I seriously doubt you're operating sincerely in this thread, given your ability to cite Revlon. But on the off chance, start here:

https://en.wikipedia.org/wiki/Dodge_v._Ford_Motor_Co.

> And nothing about public companies says they can’t be structured in a way that sometimes undermines some shareholders.

See above.

JumpCrisscross 17 hours ago | parent [-]

> seriously doubt you're operating sincerely in this thread, given your ability to cite Revlon

I know about the topic and can correctly cite sources, herego I'm operating insincerely?

> start here [1]

You're citing a 1919 Michigan state court decision concerning the Ford Motor Company. Ford went public in 1956 [2]. The sole source you've cited is about a then-private company from over 100 years ago.

You said "there is a legal requirement for directors of public companies to act in the financial interests of all shareholders." That is wrong. It's doubly wrong in the context of public versus private companies, given it applies to all business corporations.

[1] https://en.wikipedia.org/wiki/Dodge_v._Ford_Motor_Co.

[2] https://www.fool.com/investing/2019/01/16/63-years-later-wha...

youarentrightjr 11 hours ago | parent [-]

You're operating insincerely by attacking low quality interpretations of what I'm saying, among other problems. For example:

> You said "there is a legal requirement for directors of public companies to act in the financial interests of all shareholders." That is wrong. It's doubly wrong in the context of public versus private companies, given it applies to all business corporations.

Wouldn't that mean my statement is incomplete, not "doubly wrong", if it applies to all businesses, not just public ones?

Similarly, cherry picking sources that support narrow scenarios tangential to the discussion (Revlon) is not sincere.
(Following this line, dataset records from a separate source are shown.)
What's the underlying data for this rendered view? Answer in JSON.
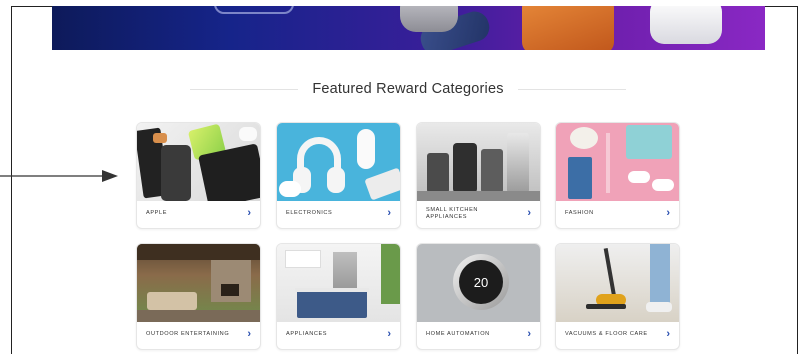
{
  "section": {
    "title": "Featured Reward Categories"
  },
  "categories": [
    {
      "label": "APPLE",
      "chevron": "›"
    },
    {
      "label": "ELECTRONICS",
      "chevron": "›"
    },
    {
      "label": "SMALL KITCHEN APPLIANCES",
      "chevron": "›"
    },
    {
      "label": "FASHION",
      "chevron": "›"
    },
    {
      "label": "OUTDOOR ENTERTAINING",
      "chevron": "›"
    },
    {
      "label": "APPLIANCES",
      "chevron": "›"
    },
    {
      "label": "HOME AUTOMATION",
      "chevron": "›"
    },
    {
      "label": "VACUUMS & FLOOR CARE",
      "chevron": "›"
    }
  ],
  "thermostat": {
    "value": "20"
  },
  "colors": {
    "accent": "#2a4fb0",
    "hero_start": "#0d1a5a",
    "hero_end": "#8a28c4"
  }
}
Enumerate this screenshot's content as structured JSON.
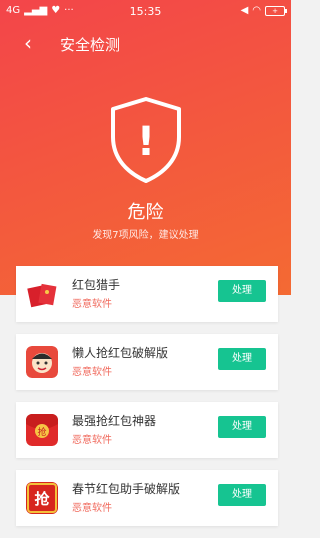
{
  "status_bar": {
    "network": "4G",
    "time": "15:35",
    "battery": "+"
  },
  "header": {
    "back_icon": "chevron-left",
    "title": "安全检测"
  },
  "result": {
    "shield_symbol": "!",
    "status": "危险",
    "summary": "发现7项风险，建议处理"
  },
  "threats": [
    {
      "name": "红包猎手",
      "type": "恶意软件",
      "action": "处理",
      "icon": "red-envelopes-icon"
    },
    {
      "name": "懒人抢红包破解版",
      "type": "恶意软件",
      "action": "处理",
      "icon": "lazy-face-icon"
    },
    {
      "name": "最强抢红包神器",
      "type": "恶意软件",
      "action": "处理",
      "icon": "grab-badge-icon"
    },
    {
      "name": "春节红包助手破解版",
      "type": "恶意软件",
      "action": "处理",
      "icon": "grab-envelope-icon"
    }
  ],
  "colors": {
    "header_gradient_start": "#f3454a",
    "header_gradient_end": "#f46a33",
    "action_button": "#16c491",
    "threat_type_text": "#f0695c"
  }
}
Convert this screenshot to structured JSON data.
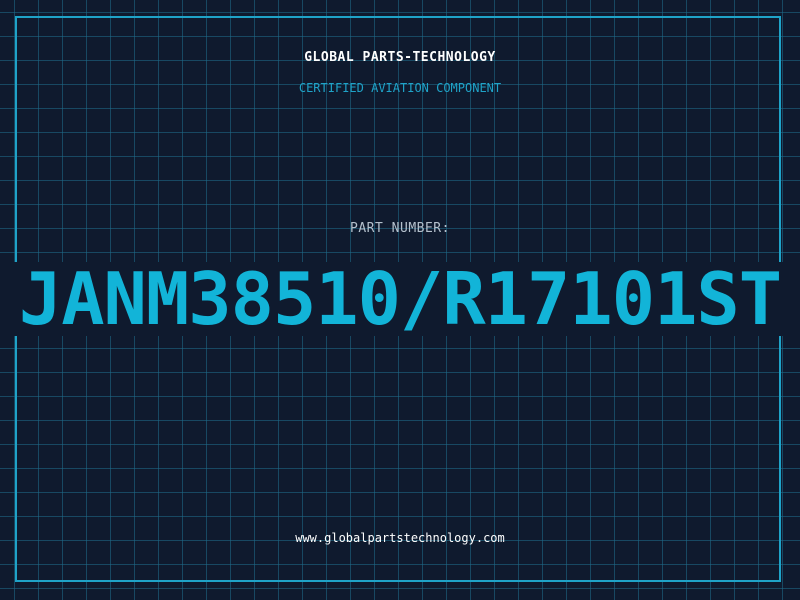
{
  "header": {
    "company": "GLOBAL PARTS-TECHNOLOGY",
    "tagline": "CERTIFIED AVIATION COMPONENT"
  },
  "part": {
    "label": "PART NUMBER:",
    "number": "JANM38510/R17101ST"
  },
  "footer": {
    "website": "www.globalpartstechnology.com"
  },
  "colors": {
    "background": "#0f1a2e",
    "grid": "#1e6e8c",
    "accent": "#12b4d8",
    "text": "#ffffff",
    "muted": "#b4c0cc"
  }
}
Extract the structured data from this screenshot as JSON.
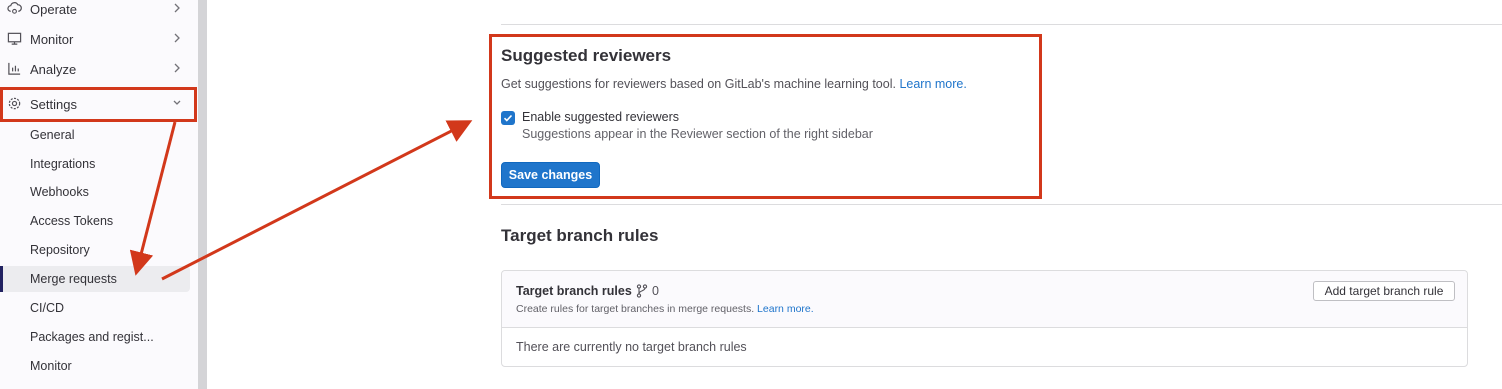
{
  "sidebar": {
    "sections": [
      {
        "label": "Operate",
        "icon": "cloud-gear-icon"
      },
      {
        "label": "Monitor",
        "icon": "monitor-icon"
      },
      {
        "label": "Analyze",
        "icon": "chart-icon"
      },
      {
        "label": "Settings",
        "icon": "gear-icon"
      }
    ],
    "settings_items": [
      "General",
      "Integrations",
      "Webhooks",
      "Access Tokens",
      "Repository",
      "Merge requests",
      "CI/CD",
      "Packages and regist...",
      "Monitor"
    ],
    "active_item": "Merge requests"
  },
  "suggested_reviewers": {
    "title": "Suggested reviewers",
    "description": "Get suggestions for reviewers based on GitLab's machine learning tool.",
    "learn_more": "Learn more.",
    "checkbox_label": "Enable suggested reviewers",
    "checkbox_checked": true,
    "checkbox_help": "Suggestions appear in the Reviewer section of the right sidebar",
    "save_label": "Save changes"
  },
  "target_branch": {
    "title": "Target branch rules",
    "card_title": "Target branch rules",
    "count": "0",
    "description": "Create rules for target branches in merge requests.",
    "learn_more": "Learn more.",
    "add_label": "Add target branch rule",
    "empty_text": "There are currently no target branch rules"
  },
  "colors": {
    "accent": "#1f75cb",
    "annotation": "#d2381b"
  }
}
By this point it's clear your religious grasp on the distinction between public and private companies will not be shaken. I'll continue living in reality, where in fact directors of private companies do act against the interests of the company itself (and in practice are still in accordance with the law), paying themselves off and leaving an insolvent heap. I'm honestly shocked regarding your insistence that public and private companies are the same in this matter; I can only assume that you already have, or stand to, gain from such a private endeavor, and this is causing a cognitive dissonance that is at fault for the vomit you've spewed above. Good day.